A novel online calculator that combines genetic and clinical data appeared to better predict individual disease outcomes than current classification systems among patients with myeloproliferative neoplasms, according to study results published in The New England Journal of Medicine.
“Our model accurately identified a minority of patients with chronic-phase myeloproliferative neoplasms who were at substantial risk for disease progression,” Jacob Grinfeld, MB, ChB, researcher in the department of hematology at Cambridge Institute for Medical Research and Wellcome Trust/MRC Stem Cell Institute of University of Cambridge, and colleagues wrote. “Such patients could be considered for clinical trials of new therapeutic agents, since they are the most likely to benefit and the trials would be more efficient if higher-risk patients are preferentially enrolled.”

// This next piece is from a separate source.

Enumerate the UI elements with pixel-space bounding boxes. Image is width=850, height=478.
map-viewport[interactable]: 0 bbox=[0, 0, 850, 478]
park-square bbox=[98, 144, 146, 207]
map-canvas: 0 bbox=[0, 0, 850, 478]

Myeloproliferative neoplasms are chronic conditions that can progress to more advanced forms of disease, including acute myeloid leukemia, with poor survival outcomes. Determining which patients are most at risk for progression has been a challenge with the current classification system, which was created in the 1950s when myeloproliferative neoplasms were divided into three clinical types.
“Current prognostic models for myeloproliferative neoplasms, which are focused on myelofibrosis, use simple scoring systems and group patients into broad prognostic categories,” the researchers wrote. “Many factors influence clinical outcomes, with a wide range of effect sizes, which means that current schemes discard information that is relevant to prognosis.”
To better understand the biological factors associated with myeloproliferative neoplasms, Grinfeld and colleagues examined 69 myeloid cancer genes from 2,035 patients.
The cohort included 1,321 patients with essential thrombocythemia, 356 patients with polycythemia vera, 309 patients with myelofibrosis, and 49 patients with other myeloproliferative neoplasms.
Researchers identified 33 genes with driver mutations in at least five patients. Single abnormalities in JAK2, CALR or MPL occurred in 45% of patients and accounted for 1,831 driver mutations.
Although loss of heterozygosity was infrequent in CALR and MPL mutations, loss was frequent in JAK2 V617F, particularly in those with polycythemia vera.
Based on these findings, the researchers identified eight genomic subgroups that were clinically different from each other.
Using individual genetic and clinical data, the researchers then developed a calculator that allowed for individual predictions of disease outcomes.
Results of internal cross-validation showed concordances of 76% to 86% for OS, EFS and transformation to acute leukemia as well as good performance on absolute predictive accuracy, according to the researchers.
“This research proves the potential of personalized medicine, using genetics,” Peter Campbell, MD, PhD, head of cancer, aging and somatic mutation at Wellcome Sanger Institute and joint head of the Cancer Genome Project, said in a press release. “Modern genomics will empower clinicians and support their decisions regarding the best therapies and clinical trials for each patient. We hope our study will be a game changer for patients with these blood cancers by providing better predictions for how their disease may behave in the future, and inform treatment choice.” – by Jennifer Southall
For more information:
The MPN Personalized Risk Calculator is available online at cancer.sanger.ac.uk/mpn-multistage.
Disclosures: The study was funded by the Wellcome Trust. Grinfeld reports grants from Bloodwise and Kay Kendall Leukaemia Trusts during the conduct of the study. Please see the study for all authors’ relevant financial disclosures.